Search goes on for cat

For a few hours this weekend, search dogs and volunteers spread out in a Franklin neighborhood.

The dogs were given a scent and went off to search, volunteers went around the neighborhood talking with residents, and they posted fliers. The subject of their search: an orange and white cat whose owners have been searching for weeks.

Unfortunately, Marmalade wasn’t found, but a man who calls himself the pet detective still is hopeful.

“I always tell them not to be upset if we don’t find the pet that day,” said Jim Berns, who has been doing pet searches for eight years. “Sometimes there is residual effect from all the searches.”

Andy Cummins and Diane Trout-Cummins contacted the Pet Detective after their own searches couldn’t find Marmalade, who got out of their Jefferson Meadows home Jan. 16.

The couple already had spent days searching the neighborhood, handed out 500 flyers and put up posters. They contacted area veterinarians and shelters looking for Marmalade, who does have a microchip that can be scanned if she is turned in. After exhausting those methods, they sought outside help.

The search is an example of the lengths pet owners will go to for their animals. For the Franklin couple, their cats are like their children, so they will do whatever they can to bring Marmalade back home, they said.

Trout-Cummins’ sister learned about the Pet Search and Rescue company, which was founded by Berns’ daughter in San Diego. The pet detective gig is a side job for Berns, who has managed the wood shop for the University of Cincinnati’s architecture department. Berns also has run unsuccessfully as a Libertarian candidate for U.S. Congress in Ohio 1st Congressional District four times.

Berns conducts four or five searches a month primarily in Ohio, Kentucky and Indiana. The pets are mostly cats and dogs.

“But we’ve searched for three turtles and got all three back,” Berns said.

Unfortunately, Berns and his search team of three dogs were not able to find Marmalade, but the dogs had three positive hits and the group set two traps Saturday night to lure Marmalade out of her hiding spot.

“There are a couple of tight areas that Jim Berns felt Marmalade could be at, but she was so far under a deck that we couldn’t see her,” Cummins said. “We’re trying to coax her out with food and live trap.

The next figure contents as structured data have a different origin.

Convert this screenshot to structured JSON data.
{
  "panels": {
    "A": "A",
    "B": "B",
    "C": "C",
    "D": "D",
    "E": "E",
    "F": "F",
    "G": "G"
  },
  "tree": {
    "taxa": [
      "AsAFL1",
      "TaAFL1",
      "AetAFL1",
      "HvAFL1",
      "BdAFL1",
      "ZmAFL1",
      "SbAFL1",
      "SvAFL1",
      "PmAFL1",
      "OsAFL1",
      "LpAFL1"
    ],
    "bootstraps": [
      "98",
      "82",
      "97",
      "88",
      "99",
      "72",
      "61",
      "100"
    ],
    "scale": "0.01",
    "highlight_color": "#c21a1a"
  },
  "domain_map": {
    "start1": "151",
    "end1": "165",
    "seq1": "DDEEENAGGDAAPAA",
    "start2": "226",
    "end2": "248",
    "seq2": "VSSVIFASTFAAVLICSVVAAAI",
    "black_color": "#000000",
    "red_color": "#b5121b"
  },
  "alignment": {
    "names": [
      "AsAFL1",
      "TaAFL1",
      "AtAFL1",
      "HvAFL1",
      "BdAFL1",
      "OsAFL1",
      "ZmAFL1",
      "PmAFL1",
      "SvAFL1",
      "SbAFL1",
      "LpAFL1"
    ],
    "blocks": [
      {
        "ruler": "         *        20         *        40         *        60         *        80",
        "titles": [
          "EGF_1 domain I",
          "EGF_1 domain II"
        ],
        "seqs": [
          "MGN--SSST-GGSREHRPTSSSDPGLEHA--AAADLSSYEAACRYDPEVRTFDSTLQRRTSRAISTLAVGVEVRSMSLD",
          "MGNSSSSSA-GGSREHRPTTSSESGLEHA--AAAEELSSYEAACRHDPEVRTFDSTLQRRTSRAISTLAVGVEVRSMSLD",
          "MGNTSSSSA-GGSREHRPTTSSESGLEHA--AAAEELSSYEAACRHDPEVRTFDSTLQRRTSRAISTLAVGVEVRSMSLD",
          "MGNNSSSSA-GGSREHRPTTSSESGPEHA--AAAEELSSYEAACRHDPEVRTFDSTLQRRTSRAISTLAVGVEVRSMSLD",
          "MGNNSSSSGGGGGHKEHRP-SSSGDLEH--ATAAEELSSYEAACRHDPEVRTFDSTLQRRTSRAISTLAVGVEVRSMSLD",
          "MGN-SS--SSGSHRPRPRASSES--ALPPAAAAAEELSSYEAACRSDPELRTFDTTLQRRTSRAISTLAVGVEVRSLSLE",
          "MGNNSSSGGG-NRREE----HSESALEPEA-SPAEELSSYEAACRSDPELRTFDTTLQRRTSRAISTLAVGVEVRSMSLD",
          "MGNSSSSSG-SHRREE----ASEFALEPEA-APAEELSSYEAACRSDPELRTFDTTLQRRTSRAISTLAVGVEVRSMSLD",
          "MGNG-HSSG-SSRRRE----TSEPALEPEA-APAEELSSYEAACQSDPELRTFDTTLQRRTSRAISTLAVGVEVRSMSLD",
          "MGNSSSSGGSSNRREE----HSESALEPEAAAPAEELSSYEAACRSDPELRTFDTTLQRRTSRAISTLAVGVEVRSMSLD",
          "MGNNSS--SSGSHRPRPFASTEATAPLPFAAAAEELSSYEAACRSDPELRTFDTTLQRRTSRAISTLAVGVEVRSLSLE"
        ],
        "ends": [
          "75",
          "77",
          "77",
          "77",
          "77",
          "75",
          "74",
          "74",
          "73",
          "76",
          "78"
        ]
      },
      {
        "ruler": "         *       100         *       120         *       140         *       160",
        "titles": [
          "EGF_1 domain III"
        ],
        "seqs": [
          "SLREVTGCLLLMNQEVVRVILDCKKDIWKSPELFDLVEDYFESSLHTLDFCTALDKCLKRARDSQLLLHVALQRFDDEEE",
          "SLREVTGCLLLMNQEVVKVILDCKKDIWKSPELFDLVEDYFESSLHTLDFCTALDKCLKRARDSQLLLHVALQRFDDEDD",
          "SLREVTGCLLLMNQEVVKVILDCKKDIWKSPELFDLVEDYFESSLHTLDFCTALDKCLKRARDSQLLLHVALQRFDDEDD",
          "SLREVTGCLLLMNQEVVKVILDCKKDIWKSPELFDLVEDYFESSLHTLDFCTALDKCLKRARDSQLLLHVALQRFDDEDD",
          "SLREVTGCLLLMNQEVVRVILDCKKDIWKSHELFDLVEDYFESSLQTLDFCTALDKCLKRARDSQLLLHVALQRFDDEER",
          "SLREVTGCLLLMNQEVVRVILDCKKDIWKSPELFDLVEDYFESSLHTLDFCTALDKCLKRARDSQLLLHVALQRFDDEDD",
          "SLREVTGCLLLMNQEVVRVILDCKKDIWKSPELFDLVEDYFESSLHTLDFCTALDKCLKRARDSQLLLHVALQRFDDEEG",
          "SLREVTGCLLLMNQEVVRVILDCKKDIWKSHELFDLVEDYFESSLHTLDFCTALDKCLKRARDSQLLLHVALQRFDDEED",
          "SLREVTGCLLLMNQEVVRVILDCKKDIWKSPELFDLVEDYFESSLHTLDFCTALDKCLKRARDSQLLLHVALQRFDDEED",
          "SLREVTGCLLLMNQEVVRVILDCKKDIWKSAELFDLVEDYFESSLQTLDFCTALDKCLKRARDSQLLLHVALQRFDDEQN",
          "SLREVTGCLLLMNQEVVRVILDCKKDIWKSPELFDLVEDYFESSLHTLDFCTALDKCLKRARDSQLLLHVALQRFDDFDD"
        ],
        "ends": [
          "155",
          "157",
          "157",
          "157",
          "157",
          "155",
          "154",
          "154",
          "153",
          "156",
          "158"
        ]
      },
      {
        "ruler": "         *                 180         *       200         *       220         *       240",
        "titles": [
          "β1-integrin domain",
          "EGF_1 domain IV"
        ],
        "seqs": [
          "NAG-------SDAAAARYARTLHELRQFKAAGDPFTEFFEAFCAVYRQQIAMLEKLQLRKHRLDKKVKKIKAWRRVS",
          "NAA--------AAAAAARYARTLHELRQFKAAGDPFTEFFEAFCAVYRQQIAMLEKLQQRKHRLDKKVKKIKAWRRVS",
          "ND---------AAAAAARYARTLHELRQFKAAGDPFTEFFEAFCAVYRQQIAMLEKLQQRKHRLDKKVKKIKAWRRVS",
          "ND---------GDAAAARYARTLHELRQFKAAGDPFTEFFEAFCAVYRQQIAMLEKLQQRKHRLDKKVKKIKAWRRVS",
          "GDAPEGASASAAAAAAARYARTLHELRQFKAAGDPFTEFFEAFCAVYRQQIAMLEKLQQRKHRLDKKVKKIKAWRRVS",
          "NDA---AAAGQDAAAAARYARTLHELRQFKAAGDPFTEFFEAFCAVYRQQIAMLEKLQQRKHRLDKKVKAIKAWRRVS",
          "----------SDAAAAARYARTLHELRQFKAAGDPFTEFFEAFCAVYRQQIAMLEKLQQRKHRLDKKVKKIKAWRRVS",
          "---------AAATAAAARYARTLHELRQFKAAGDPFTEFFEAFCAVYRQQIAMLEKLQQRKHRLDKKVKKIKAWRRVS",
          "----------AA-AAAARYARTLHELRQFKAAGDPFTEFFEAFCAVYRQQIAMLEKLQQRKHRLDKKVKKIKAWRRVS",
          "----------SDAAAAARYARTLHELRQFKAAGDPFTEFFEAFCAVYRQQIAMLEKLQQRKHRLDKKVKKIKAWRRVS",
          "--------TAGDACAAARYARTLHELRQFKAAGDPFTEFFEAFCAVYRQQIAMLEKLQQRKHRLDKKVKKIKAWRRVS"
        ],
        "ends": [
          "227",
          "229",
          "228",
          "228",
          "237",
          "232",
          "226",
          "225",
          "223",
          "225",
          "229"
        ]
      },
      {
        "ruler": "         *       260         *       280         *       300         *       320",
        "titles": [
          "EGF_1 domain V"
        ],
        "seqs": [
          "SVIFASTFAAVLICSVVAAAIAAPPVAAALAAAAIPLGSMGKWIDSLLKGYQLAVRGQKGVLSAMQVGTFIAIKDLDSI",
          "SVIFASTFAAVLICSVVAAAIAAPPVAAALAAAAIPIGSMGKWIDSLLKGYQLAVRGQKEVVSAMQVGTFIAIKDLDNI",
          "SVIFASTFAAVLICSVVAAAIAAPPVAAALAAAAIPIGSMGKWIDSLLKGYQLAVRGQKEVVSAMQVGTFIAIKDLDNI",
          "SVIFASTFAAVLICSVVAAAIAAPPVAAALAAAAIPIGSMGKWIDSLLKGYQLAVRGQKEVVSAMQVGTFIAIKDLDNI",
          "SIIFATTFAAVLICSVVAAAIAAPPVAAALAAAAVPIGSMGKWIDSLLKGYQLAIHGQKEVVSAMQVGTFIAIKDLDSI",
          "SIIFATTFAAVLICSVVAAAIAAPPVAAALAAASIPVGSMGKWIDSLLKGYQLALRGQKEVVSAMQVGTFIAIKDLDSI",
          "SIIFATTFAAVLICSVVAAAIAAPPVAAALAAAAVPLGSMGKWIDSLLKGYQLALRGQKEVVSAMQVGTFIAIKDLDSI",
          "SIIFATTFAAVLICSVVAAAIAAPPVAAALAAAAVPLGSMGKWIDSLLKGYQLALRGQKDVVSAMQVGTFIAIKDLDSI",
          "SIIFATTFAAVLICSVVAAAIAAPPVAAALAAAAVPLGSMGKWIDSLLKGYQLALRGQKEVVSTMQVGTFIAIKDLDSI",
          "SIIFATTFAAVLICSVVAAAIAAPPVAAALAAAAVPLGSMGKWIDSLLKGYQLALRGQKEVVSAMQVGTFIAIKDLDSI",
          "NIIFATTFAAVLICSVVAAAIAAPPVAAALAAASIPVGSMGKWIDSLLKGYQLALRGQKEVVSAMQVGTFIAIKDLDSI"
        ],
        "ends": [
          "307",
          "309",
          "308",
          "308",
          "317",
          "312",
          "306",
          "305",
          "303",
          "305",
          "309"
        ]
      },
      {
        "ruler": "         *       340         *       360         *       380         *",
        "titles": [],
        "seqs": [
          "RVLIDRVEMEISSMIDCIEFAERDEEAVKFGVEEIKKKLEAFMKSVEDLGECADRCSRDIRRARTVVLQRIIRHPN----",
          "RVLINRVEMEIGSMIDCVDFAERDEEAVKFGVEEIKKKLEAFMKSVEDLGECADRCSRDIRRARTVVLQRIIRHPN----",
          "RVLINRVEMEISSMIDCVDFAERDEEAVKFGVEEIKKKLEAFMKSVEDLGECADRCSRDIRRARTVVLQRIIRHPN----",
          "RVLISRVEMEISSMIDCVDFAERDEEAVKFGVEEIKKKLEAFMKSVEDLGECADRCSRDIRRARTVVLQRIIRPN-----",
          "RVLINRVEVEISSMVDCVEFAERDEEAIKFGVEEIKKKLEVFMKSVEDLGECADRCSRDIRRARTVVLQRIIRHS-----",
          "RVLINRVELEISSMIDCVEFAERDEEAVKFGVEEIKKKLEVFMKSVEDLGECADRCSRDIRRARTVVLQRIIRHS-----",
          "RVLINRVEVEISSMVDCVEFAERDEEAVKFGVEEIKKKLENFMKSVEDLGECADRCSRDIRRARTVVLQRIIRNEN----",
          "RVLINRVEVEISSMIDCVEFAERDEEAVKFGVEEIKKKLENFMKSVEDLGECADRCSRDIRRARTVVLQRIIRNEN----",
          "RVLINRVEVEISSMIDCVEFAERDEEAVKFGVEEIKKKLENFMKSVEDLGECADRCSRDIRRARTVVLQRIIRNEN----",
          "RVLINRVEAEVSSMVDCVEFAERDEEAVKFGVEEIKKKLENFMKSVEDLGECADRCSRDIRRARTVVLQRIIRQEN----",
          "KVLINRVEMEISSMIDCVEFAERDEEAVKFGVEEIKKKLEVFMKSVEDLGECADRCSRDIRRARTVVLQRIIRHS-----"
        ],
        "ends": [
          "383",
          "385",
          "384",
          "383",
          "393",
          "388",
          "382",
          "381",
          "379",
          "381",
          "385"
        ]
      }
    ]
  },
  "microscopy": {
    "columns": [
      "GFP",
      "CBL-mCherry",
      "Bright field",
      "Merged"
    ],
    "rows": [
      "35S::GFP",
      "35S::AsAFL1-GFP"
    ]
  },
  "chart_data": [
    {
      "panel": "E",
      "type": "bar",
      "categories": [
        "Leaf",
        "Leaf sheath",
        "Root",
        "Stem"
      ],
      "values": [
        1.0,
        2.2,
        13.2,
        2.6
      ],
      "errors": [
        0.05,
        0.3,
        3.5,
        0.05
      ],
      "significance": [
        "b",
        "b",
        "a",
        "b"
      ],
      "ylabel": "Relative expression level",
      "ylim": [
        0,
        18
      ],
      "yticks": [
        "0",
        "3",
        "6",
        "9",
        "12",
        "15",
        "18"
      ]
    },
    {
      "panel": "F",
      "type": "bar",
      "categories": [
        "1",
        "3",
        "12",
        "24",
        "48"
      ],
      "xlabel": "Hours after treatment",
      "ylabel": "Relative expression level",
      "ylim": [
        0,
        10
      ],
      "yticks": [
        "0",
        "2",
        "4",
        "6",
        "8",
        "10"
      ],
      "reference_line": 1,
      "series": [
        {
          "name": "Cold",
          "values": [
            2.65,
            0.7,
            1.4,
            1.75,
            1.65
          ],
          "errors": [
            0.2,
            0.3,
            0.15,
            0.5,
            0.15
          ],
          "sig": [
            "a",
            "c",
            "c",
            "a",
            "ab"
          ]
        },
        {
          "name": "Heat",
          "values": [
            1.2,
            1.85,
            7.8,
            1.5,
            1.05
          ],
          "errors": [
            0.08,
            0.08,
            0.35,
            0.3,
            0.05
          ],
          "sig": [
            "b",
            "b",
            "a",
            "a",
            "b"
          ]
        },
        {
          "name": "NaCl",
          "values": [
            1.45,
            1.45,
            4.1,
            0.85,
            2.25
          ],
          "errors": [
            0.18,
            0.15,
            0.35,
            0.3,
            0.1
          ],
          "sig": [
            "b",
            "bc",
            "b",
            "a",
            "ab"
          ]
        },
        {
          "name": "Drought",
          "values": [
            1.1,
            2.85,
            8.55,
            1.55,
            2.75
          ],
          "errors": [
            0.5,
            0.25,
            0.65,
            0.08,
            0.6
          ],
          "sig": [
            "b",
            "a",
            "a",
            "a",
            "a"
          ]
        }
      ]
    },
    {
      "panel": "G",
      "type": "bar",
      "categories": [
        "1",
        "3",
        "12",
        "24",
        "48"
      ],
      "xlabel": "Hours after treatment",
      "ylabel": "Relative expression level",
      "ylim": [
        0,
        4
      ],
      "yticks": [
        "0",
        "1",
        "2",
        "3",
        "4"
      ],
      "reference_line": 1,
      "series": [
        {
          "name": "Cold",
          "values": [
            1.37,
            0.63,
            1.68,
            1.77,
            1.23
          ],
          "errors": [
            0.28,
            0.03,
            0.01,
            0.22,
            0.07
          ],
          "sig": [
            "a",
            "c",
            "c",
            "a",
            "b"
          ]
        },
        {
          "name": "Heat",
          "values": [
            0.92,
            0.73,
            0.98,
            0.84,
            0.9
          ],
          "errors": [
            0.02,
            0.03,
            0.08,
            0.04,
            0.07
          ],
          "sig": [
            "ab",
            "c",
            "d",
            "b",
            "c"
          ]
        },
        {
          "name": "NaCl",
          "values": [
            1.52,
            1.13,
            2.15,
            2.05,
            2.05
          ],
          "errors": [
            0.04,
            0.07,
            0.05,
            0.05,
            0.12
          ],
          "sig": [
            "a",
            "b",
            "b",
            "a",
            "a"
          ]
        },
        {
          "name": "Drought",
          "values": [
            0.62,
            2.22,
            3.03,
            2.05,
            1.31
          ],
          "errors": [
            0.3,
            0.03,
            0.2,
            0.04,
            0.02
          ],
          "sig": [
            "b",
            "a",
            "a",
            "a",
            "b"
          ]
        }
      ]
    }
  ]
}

It’s about two blocks away from our house.”

Berns used three dogs — a bloodhound, a bluetick coonhound and hound/mastiff mix — on the three-hour search of the Jefferson Meadows neighborhood. The dogs were given a scent of Marmalade’s favorite items like her pillow. Each dog goes 15 to 20 minutes before taking a rest.

Berns also had volunteers ahead of the search team putting up signs with a reward offered. Berns and other volunteers passed out flyers to people outside or driving in the area.

“We’re not sure which of those are going to work. We throw as much mud at the wall as we can, and more than half of the time it does lead to getting the pet back,” Berns said.

“We’ve had cases, the cat is missing for two days and it sounds easy and we come up with nothing. We’ve had cases where we’ve been out and pets are missing for several weeks and we do get them back.”

The Cummins declined to discuss the price they paid for Berns to come out, but said the money is worth it since Marmalade is a member of their family.

“We don’t have any kids, so our cats are like our babies,” Trout-Cummins said.

They first met Marmalade as a sickly kitten living in a relative’s Bartholomew County barn.

“She didn’t think it would survive so we went over and Diane fell in love with her after sight,” Cummins said. “She became ours overnight.”

Cummins works for Cummins Engine’s Fuel Systems division. His grandfather and great-uncle started the company. Trout-Cummins works from home and has stayed near the back door in case Marmalade returned.

“She’s really a sweetheart,” Trout-Cummins said. “The other cats miss her, too. They’re older and at first they didn’t like having a kitten move in, then they got attached to her. She’s very social.”